Muscles are made up of thousands of tiny muscle fibers that expand and contract to move the muscle and joints. Over time, through overuse or injury some of these muscle fibers stop being able to expand and contract properly, leading to the classic muscle “knot.” Sometimes fascia (a layer of connective tissue) can form around the knot making it harder for the muscle to fire properly, and subsequently to fully relax.
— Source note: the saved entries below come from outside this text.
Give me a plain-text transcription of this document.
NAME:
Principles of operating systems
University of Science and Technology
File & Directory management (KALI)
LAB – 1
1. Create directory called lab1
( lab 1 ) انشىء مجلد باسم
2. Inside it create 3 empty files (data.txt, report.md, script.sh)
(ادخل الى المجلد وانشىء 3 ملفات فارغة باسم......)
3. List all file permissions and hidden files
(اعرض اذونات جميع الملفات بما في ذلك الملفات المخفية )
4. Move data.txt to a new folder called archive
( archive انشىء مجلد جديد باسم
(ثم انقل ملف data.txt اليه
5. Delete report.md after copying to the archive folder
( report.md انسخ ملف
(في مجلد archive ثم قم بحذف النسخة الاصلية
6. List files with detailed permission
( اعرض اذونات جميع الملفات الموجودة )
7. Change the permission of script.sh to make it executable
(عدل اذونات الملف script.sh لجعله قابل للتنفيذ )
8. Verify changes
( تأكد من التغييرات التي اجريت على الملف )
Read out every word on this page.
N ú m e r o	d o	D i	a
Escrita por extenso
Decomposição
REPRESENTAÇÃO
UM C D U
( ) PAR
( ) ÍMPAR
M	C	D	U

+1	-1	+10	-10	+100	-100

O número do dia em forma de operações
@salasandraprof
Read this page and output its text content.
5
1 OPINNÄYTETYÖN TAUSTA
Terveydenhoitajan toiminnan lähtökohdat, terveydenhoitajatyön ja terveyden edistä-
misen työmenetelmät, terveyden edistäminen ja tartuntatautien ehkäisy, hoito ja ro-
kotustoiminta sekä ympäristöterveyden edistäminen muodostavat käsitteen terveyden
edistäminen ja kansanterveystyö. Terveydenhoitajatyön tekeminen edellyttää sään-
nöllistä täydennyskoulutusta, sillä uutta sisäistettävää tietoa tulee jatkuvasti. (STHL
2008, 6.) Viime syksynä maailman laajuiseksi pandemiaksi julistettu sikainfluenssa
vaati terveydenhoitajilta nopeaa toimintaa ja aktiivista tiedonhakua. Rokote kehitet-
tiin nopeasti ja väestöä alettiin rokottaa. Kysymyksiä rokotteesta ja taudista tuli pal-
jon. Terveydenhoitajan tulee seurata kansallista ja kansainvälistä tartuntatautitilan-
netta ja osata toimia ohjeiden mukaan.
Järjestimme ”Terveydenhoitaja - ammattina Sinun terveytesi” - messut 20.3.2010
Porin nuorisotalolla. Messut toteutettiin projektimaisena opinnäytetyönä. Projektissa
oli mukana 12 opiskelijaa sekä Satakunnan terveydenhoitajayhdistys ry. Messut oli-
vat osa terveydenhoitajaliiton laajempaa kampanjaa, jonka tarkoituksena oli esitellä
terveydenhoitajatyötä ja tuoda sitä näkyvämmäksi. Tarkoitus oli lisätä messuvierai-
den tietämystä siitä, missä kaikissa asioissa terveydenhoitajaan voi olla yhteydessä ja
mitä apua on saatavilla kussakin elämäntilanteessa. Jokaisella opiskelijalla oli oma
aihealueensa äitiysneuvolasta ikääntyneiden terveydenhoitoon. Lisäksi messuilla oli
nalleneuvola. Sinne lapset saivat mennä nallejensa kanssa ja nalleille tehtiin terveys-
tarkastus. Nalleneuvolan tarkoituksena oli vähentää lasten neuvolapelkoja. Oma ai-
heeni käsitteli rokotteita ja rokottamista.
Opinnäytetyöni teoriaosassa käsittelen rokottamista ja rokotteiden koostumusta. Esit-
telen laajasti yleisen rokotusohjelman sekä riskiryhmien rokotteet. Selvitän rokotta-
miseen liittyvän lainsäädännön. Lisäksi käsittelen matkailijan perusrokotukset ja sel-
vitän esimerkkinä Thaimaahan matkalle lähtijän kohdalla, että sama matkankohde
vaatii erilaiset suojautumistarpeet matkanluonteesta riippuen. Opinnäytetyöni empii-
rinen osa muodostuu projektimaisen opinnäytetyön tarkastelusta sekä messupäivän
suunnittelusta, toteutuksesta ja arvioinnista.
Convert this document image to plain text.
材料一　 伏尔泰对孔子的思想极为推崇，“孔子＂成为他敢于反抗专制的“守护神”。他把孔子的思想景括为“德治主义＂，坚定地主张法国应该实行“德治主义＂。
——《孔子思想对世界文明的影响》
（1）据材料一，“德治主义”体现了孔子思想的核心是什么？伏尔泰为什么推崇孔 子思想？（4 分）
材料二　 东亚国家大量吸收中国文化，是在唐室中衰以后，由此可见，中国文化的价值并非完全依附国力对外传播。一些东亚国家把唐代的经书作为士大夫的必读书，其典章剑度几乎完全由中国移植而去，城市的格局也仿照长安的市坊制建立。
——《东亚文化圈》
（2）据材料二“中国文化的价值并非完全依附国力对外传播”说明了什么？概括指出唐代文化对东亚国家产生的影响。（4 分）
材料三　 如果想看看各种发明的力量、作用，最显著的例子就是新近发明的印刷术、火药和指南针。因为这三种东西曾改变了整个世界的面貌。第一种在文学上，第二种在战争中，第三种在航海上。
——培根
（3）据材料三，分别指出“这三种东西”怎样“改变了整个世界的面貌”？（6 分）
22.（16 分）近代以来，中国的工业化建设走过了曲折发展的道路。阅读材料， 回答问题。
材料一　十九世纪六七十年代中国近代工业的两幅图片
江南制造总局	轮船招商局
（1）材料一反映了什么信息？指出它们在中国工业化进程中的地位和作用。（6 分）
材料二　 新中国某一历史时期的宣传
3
Having a trigger point in the muscle can be painful at the location of the trigger point and can cause pain to radiate to other areas, causing more dysfunction throughout the body.
Common Conditions Treated:
Releasing trigger points involves inserting the acupuncture needle into this specific spot and manipulating it to elicit a “twitch response.” That contraction of the muscle triggers a reaction from the body’s own healing mechanisms, releasing histamines, which relax blood vessels and increase blood flow to the area. The muscle fibers relax, and the pain associated with the tightness begins to dissipate. Since overused muscles contract and shorten — something that can become chronic over time – getting the muscle to release is extremely beneficial while the body is recovering. It also reduces the strain on tendons and joints, further reducing the opportunity for a more serious injury. Caitlin will sometimes combine cupping therapy or electroacupuncture with trigger point needling.
Electroacupuncture, a modern variation, is the electrical stimulation applied to acupuncture needles to trigger a motor contraction. The ability to stimulate a motor twitch response with electricity is useful to trigger connective tissue remodeling and improve tissue plasticity.
What does electroacupuncture do?
What are the clinical results of electroacupuncture?
How can muscles benefit from electrical stimulation?
Neuromotor inhibition occurs as a protective mechanism. This happens when there is inflammation, swelling, physical injury, or pain. It also occurs when a weak muscle works too hard for too long. This creates a cycle of a weak muscle becoming inhibited, which then makes it present weaker, causing dysfunction not only in those muscles, but the surrounding muscles and joints. Unless treated, the injury can persist into further injury and pain.
Acupuncture needles with electrical stimulation can physically reach these nerves that tell the muscles what to do. When you insert a needle close to a nerve, it modulates that pathway and resolves the neuromotor inhibition. That effect then travels up from the branch of that nerve to the spinal cord, up the spinal cord, and to the brain.
Any effect of acupuncture you can think of happens via the nervous system – the acupuncture needle acts as a gateway into the nervous system. Electroacupuncture better stimulates the nervous system and re-sets the neuromuscular relationship to enhance the communication between the nerves and the muscles.
Prior to your first trigger point session, Caitlin will ask questions to determine the problem areas and will go over the process so that you understand exactly what will happen during the treatment. If appropriate, she might do some muscle testing to see which muscles are weak or tight. If you’ve already been assessed by one of our doctors of physical therapy, Caitlin works with the doctors to determine which muscles need releasing and re-setting to support your physical therapy. Otherwise, she will do a full comprehensive sports acupuncture evaluation to determine treatment. Electroacupuncture may be used in conjunction with trigger point needling, depending on the patient and their assessment.
There can be some initial soreness as the formerly knotted muscles relax and return to their normal length. However, you should notice the benefits within a few sessions, if not immediately, depending on the chronicity of your condition/injury.